After completing this form, please complete the Volunteer Services Participant Agreement.

Asterisk (*) indicates a required field.

As a workforce member (as defined under HIPAA) of St. Jude Children's Research Hospital (SJCRH), I understand that I may have access to certain confidential, health, financial, proprietary, research, patient or operational information of SJCRH, its employees and the patients and their families (collectively known as "Confidential Information"). I further acknowledge that SJCRH has a legal and ethical obligation to protect this Confidential Information. This same obligation applies to me while as a volunteer of St. Jude Children's Research Hospital.

In recognition of this responsibility, which constitutes an essential function as a volunteer of St. Jude Children's Research Hospital, I agree as follows:

1. All Confidential Information at SJCRH shall be treated as confidential. I will not access or seek to gain access to Confidential Information of any nature whatsoever except in the course of fulfilling my responsibilities.

2. I agree not to discuss patient, human resources, payroll, fiscal, research or business information or other Confidential Information where others can overhear the conversation, e.g., in hallways, on elevators, in the cafeterias, on the shuttle buses, on public transportation, at restaurants, at social events. It is not acceptable to discuss clinical or patient information in public areas even if a patient's name is not used. This can raise doubts with patients and visitors about our respect for their privacy.
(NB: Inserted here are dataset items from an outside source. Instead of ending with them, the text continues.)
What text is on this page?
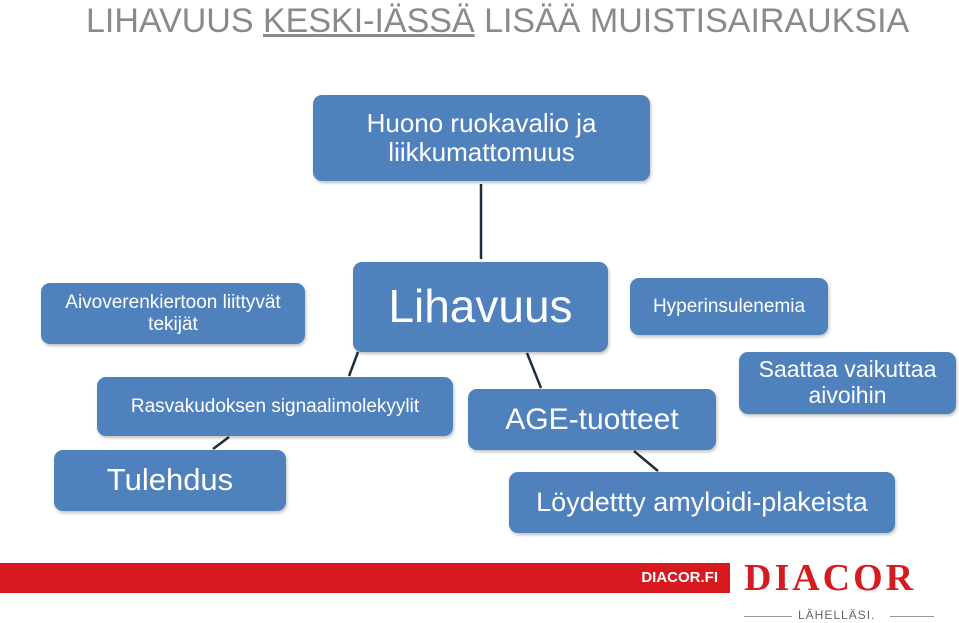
LIHAVUUS KESKI-IÄSSÄ LISÄÄ MUISTISAIRAUKSIA
Huono ruokavalio ja liikkumattomuus
Aivoverenkiertoon liittyvät tekijät	Lihavuus	Hyperinsulenemia
Rasvakudoksen signaalimolekyylit	AGE-tuotteet
Saattaa vaikuttaa aivoihin
Tulehdus
Löydettty amyloidi-plakeista
DIACOR.FI DIACOR
LÄHELLÄSI.
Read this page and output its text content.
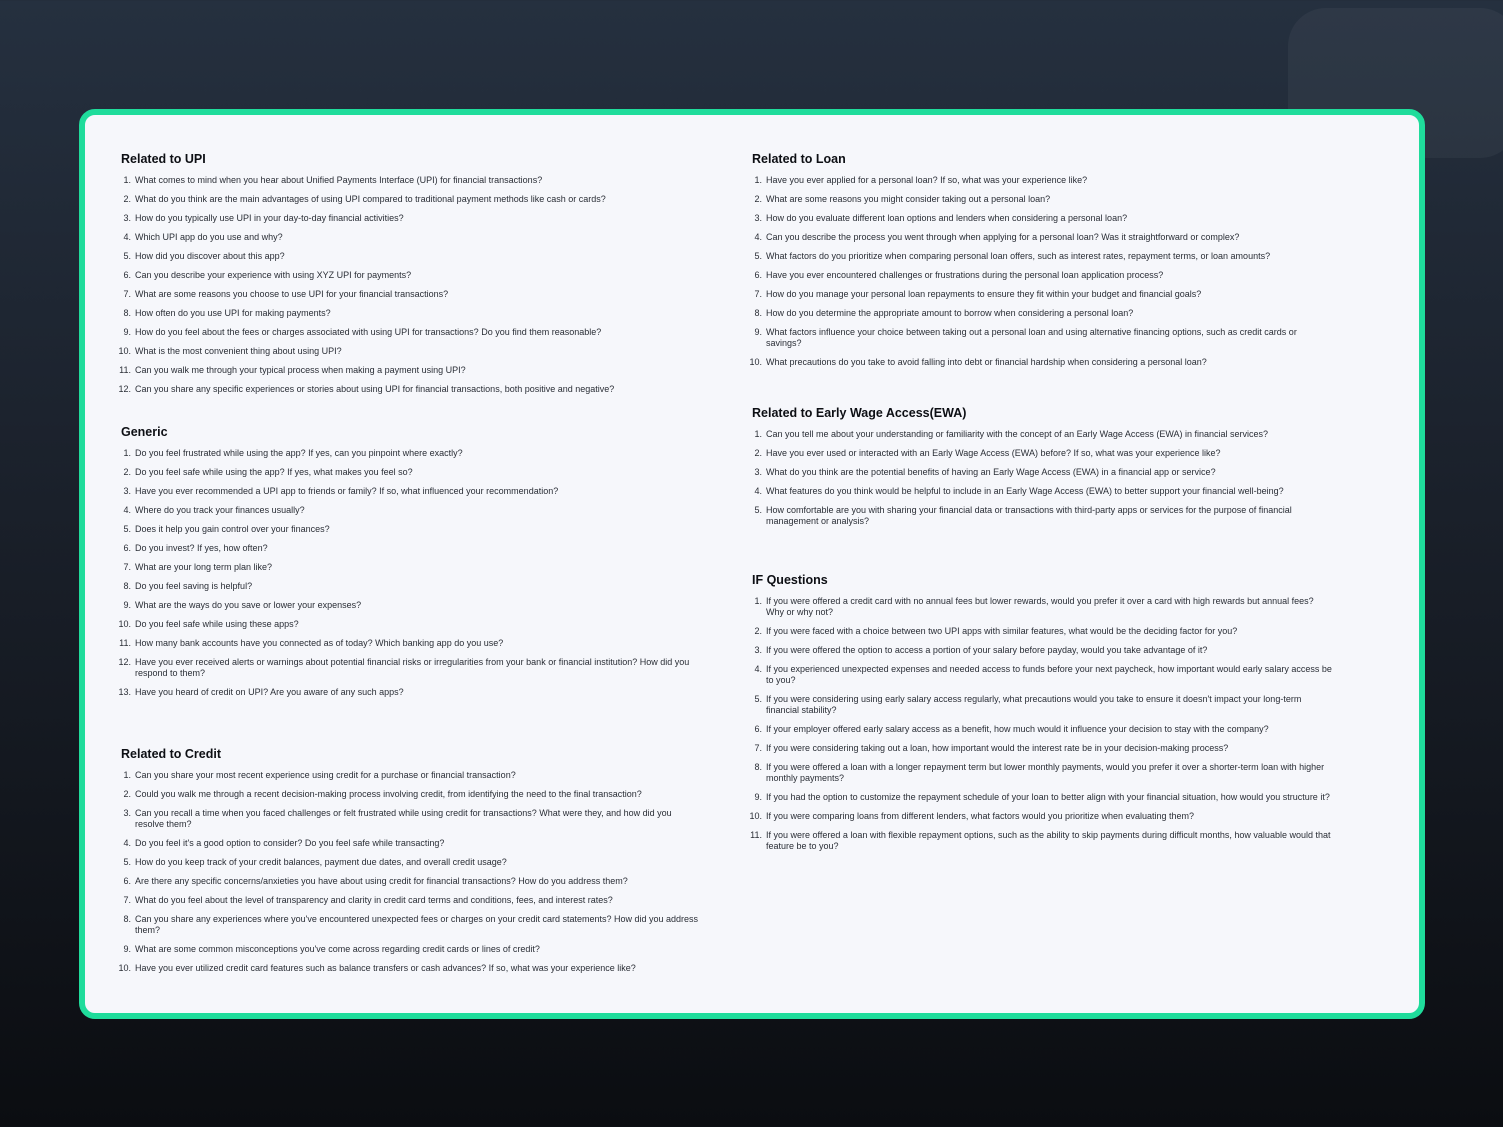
Related to UPI
1. What comes to mind when you hear about Unified Payments Interface (UPI) for financial transactions?
2. What do you think are the main advantages of using UPI compared to traditional payment methods like cash or cards?
3. How do you typically use UPI in your day-to-day financial activities?
4. Which UPI app do you use and why?
5. How did you discover about this app?
6. Can you describe your experience with using XYZ UPI for payments?
7. What are some reasons you choose to use UPI for your financial transactions?
8. How often do you use UPI for making payments?
9. How do you feel about the fees or charges associated with using UPI for transactions? Do you find them reasonable?
10. What is the most convenient thing about using UPI?
11. Can you walk me through your typical process when making a payment using UPI?
12. Can you share any specific experiences or stories about using UPI for financial transactions, both positive and negative?
Generic
1. Do you feel frustrated while using the app? If yes, can you pinpoint where exactly?
2. Do you feel safe while using the app? If yes, what makes you feel so?
3. Have you ever recommended a UPI app to friends or family? If so, what influenced your recommendation?
4. Where do you track your finances usually?
5. Does it help you gain control over your finances?
6. Do you invest? If yes, how often?
7. What are your long term plan like?
8. Do you feel saving is helpful?
9. What are the ways do you save or lower your expenses?
10. Do you feel safe while using these apps?
11. How many bank accounts have you connected as of today? Which banking app do you use?
12. Have you ever received alerts or warnings about potential financial risks or irregularities from your bank or financial institution? How did you respond to them?
13. Have you heard of credit on UPI? Are you aware of any such apps?
Related to Credit
1. Can you share your most recent experience using credit for a purchase or financial transaction?
2. Could you walk me through a recent decision-making process involving credit, from identifying the need to the final transaction?
3. Can you recall a time when you faced challenges or felt frustrated while using credit for transactions? What were they, and how did you resolve them?
4. Do you feel it's a good option to consider? Do you feel safe while transacting?
5. How do you keep track of your credit balances, payment due dates, and overall credit usage?
6. Are there any specific concerns/anxieties you have about using credit for financial transactions? How do you address them?
7. What do you feel about the level of transparency and clarity in credit card terms and conditions, fees, and interest rates?
8. Can you share any experiences where you've encountered unexpected fees or charges on your credit card statements? How did you address them?
9. What are some common misconceptions you've come across regarding credit cards or lines of credit?
10. Have you ever utilized credit card features such as balance transfers or cash advances? If so, what was your experience like?
Related to Loan
1. Have you ever applied for a personal loan? If so, what was your experience like?
2. What are some reasons you might consider taking out a personal loan?
3. How do you evaluate different loan options and lenders when considering a personal loan?
4. Can you describe the process you went through when applying for a personal loan? Was it straightforward or complex?
5. What factors do you prioritize when comparing personal loan offers, such as interest rates, repayment terms, or loan amounts?
6. Have you ever encountered challenges or frustrations during the personal loan application process?
7. How do you manage your personal loan repayments to ensure they fit within your budget and financial goals?
8. How do you determine the appropriate amount to borrow when considering a personal loan?
9. What factors influence your choice between taking out a personal loan and using alternative financing options, such as credit cards or savings?
10. What precautions do you take to avoid falling into debt or financial hardship when considering a personal loan?
Related to Early Wage Access(EWA)
1. Can you tell me about your understanding or familiarity with the concept of an Early Wage Access (EWA) in financial services?
2. Have you ever used or interacted with an Early Wage Access (EWA) before? If so, what was your experience like?
3. What do you think are the potential benefits of having an Early Wage Access (EWA) in a financial app or service?
4. What features do you think would be helpful to include in an Early Wage Access (EWA) to better support your financial well-being?
5. How comfortable are you with sharing your financial data or transactions with third-party apps or services for the purpose of financial management or analysis?
IF Questions
1. If you were offered a credit card with no annual fees but lower rewards, would you prefer it over a card with high rewards but annual fees? Why or why not?
2. If you were faced with a choice between two UPI apps with similar features, what would be the deciding factor for you?
3. If you were offered the option to access a portion of your salary before payday, would you take advantage of it?
4. If you experienced unexpected expenses and needed access to funds before your next paycheck, how important would early salary access be to you?
5. If you were considering using early salary access regularly, what precautions would you take to ensure it doesn't impact your long-term financial stability?
6. If your employer offered early salary access as a benefit, how much would it influence your decision to stay with the company?
7. If you were considering taking out a loan, how important would the interest rate be in your decision-making process?
8. If you were offered a loan with a longer repayment term but lower monthly payments, would you prefer it over a shorter-term loan with higher monthly payments?
9. If you had the option to customize the repayment schedule of your loan to better align with your financial situation, how would you structure it?
10. If you were comparing loans from different lenders, what factors would you prioritize when evaluating them?
11. If you were offered a loan with flexible repayment options, such as the ability to skip payments during difficult months, how valuable would that feature be to you?
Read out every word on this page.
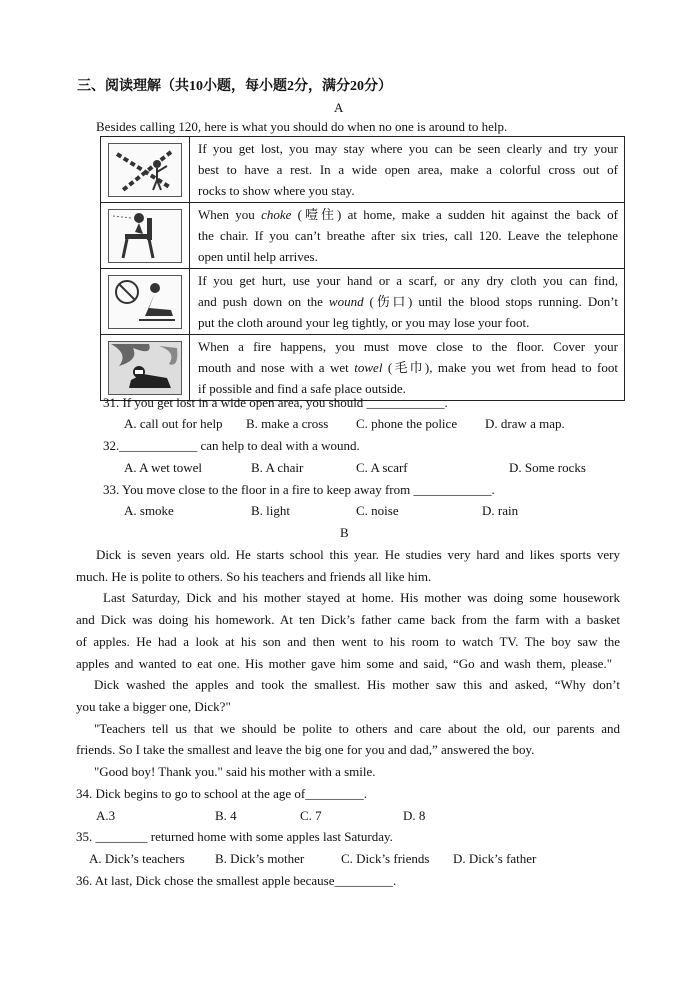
三、阅读理解（共10小题，每小题2分，满分20分）
A
Besides calling 120, here is what you should do when no one is around to help.

If you get lost, you may stay where you can be seen clearly and try your
best to have a rest. In a wide open area, make a colorful cross out of
rocks to show where you stay.

When you choke (噎住) at home, make a sudden hit against the back of
the chair. If you can’t breathe after six tries, call 120. Leave the telephone
open until help arrives.

If you get hurt, use your hand or a scarf, or any dry cloth you can find,
and push down on the wound (伤口) until the blood stops running. Don’t
put the cloth around your leg tightly, or you may lose your foot.

When a fire happens, you must move close to the floor. Cover your
mouth and nose with a wet towel (毛巾), make you wet from head to foot
if possible and find a safe place outside.
31. If you get lost in a wide open area, you should ____________.
A. call out for help B. make a cross C. phone the police D. draw a map.
32.____________ can help to deal with a wound.
A. A wet towel	B. A chair	C. A scarf	D. Some rocks
33. You move close to the floor in a fire to keep away from ____________.
A. smoke	B. light	C. noise	D. rain
B
Dick is seven years old. He starts school this year. He studies very hard and likes sports very
much. He is polite to others. So his teachers and friends all like him.
Last Saturday, Dick and his mother stayed at home. His mother was doing some housework
and Dick was doing his homework. At ten Dick’s father came back from the farm with a basket
of apples. He had a look at his son and then went to his room to watch TV. The boy saw the
apples and wanted to eat one. His mother gave him some and said, “Go and wash them, please."
Dick washed the apples and took the smallest. His mother saw this and asked, “Why don’t
you take a bigger one, Dick?"
"Teachers tell us that we should be polite to others and care about the old, our parents and
friends. So I take the smallest and leave the big one for you and dad,” answered the boy.
"Good boy! Thank you." said his mother with a smile.
34. Dick begins to go to school at the age of_________.
A.3	B. 4	C. 7	D. 8
35. ________ returned home with some apples last Saturday.
A. Dick’s teachers B. Dick’s mother	C. Dick’s friends D. Dick’s father
36. At last, Dick chose the smallest apple because_________.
3. If, in the course of performing my responsibilities, I accidentally access information or Confidential Information that might be considered inappropriate for me to access, I will notify [my supervisor] immediately of the date and time of the access so that if a question arises at a later time, it will be understood that the access was accidental. I will not disseminate any such information without proper authorization.

4. I will not use another person's sign-on or computer password or allow another individual to use my sign-on or computer password to gain access to Confidential Information or information which may be considered confidential without proper authorization. I will not disclose Confidential Information to those who are not authorized to receive it. In addition, I will not, without proper authorization, copy or preserve in written, electronic, or any other form Confidential Information, nor will I disseminate any such information without proper authorization. If I am in doubt about whether the authorization provided is "proper", I will consult an Information Security department representative for guidance. These obligations shall continue both during and after termination of membership in volunteer with SJCRH.

5. I understand that I am responsible for all activity logged under my username and that I should always lock or log off of any computing device prior to leaving the device unattended. I agree to follow SJCRH's E-mail, Internet and Electronic Protected Information policies, which include all use of Social Media (e.g. Twitter and Facebook).

6. Violation of this Agreement may subject me to corrective action, up to and including termination, as well as penalties and legal action by state and/or federal agencies.

My initials below acknowledge that I understand the obligations imposed upon me by this Agreement, and I agree to comply with all the terms of this Agreement.